Si al leer Los suicidas del fin del mundo de Leila Guerriero había sentido cierta atracción por los pueblos de la Patagonia, dejándome llevar por la atrapante crónica de su paso por un pueblo donde se suicidaron más de diez jóvenes, ahora, con La cabalgata de las valkirias de Pablo De Santis, confirmo mi entusiasmo por los pueblos perdidos, llenos de historias y sucesos escalofriantes. 

Conrado Nebra, marcado por su oficio y la figura de su padre, es el policía y narrador enviado a Bosque Blanco –un pueblo ficticio, al borde de la muerte– cubierto por lluvia de cenizas desde la última erupción de un volcán. 

Un hotel abandonado, una comisaría con tres policías, una biblioteca con cuadros significativos, una farmacia y un médico clínico que cumple funciones de forense, son los protagonistas y escenarios de este clásico policial, cargado de símbolos, que no falla, por su eficacia en argumentos, tensiones y diálogos.

Aquí, la trama es sencilla: el cadáver de un hombre del pueblo yace junto a una estatua en el patio del hotel.

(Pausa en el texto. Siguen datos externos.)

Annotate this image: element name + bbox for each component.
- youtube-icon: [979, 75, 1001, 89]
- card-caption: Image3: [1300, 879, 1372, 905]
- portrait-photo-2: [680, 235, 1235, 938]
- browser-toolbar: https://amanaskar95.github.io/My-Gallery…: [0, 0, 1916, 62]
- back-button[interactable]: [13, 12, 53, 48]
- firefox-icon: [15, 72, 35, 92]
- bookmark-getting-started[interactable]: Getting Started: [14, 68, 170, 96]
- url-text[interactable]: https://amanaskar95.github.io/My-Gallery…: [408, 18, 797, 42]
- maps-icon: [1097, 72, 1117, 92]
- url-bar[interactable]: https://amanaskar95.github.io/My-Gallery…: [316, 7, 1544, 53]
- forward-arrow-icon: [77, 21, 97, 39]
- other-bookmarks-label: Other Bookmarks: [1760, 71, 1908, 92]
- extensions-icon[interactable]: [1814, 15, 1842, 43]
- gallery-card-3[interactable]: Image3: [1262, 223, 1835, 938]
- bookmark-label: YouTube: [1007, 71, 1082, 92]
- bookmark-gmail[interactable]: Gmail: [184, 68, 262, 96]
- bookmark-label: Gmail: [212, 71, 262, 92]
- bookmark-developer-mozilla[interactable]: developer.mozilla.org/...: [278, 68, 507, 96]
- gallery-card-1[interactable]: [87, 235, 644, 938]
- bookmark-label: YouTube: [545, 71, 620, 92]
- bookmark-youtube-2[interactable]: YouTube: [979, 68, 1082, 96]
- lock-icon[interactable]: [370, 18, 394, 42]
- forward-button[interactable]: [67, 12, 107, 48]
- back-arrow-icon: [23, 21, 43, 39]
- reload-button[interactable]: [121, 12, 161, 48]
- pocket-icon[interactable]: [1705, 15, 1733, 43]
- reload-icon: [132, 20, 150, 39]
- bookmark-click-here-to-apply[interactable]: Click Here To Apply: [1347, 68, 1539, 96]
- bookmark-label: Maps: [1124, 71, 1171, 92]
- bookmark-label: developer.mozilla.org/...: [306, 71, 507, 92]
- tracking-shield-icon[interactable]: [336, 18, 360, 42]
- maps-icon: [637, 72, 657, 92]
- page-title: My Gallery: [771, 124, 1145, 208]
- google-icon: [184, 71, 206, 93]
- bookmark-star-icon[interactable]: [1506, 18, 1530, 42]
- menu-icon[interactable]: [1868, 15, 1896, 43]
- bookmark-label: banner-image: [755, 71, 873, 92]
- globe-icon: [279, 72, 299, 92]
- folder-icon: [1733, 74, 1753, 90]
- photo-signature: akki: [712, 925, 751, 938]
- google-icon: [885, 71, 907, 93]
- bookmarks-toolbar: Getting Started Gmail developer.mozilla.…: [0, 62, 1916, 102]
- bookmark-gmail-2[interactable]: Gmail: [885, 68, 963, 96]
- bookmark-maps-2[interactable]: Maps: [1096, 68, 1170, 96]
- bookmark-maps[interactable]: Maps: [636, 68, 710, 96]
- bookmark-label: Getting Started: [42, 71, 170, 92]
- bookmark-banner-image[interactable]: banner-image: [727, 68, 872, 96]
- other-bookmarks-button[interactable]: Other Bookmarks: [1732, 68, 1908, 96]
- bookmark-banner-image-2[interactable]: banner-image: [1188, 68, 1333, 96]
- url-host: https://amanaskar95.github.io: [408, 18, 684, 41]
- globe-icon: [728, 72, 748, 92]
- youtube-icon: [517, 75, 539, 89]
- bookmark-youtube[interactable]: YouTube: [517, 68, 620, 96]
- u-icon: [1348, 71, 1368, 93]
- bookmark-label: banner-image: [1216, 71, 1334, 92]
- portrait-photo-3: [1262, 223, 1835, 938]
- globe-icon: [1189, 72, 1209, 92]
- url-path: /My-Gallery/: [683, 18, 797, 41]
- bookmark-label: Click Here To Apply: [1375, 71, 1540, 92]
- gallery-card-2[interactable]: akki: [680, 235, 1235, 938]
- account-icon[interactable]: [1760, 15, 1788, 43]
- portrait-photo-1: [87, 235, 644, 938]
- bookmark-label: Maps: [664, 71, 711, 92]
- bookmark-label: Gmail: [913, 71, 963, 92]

Al revisar la escena del crimen, hallan en uno de sus bolsillos una amapola roja, aparentemente, guardada desde hace tiempo entre las páginas de algún libro. 

Si reparamos en símbolos, de alguna manera, la comunidad de Bosque Blanco, simboliza el “pueblo chico, infierno grande” que Nebra irá descubriendo a partir de sus investigaciones. 

La comunidad que habita el pueblo se pregunta ¿quién es el asesino?; ¿cuál es el motivo de la muerte? El sacerdote del pueblo dice: “que los muertos entierren a los muertos” Y esto se pone aún mejor, porque en un momento dado, en un tocadiscos suena La cabalgata de las valkirias de Wagner. Esa obra maestra, cuya indicación de tempo es “tormentoso”, conduce a Nebra, en cierto punto a entender el por qué de los asesinatos.

La Patagonia es testigo y cómplice. El silbido del viento y las cenizas parecen borrar las palabras de las confesiones a medias y esconder las huellas que Nebra quiere encontrar.

Con su tempo tormentoso, La cabalgata de las valkirias no solo acompaña el clima áspero del relato, sino que guía a Nebra –y al lector– hacia un final que es tanto un hallazgo como una reflexión sobre la muerte, la culpa y los secretos de cualquier pueblo.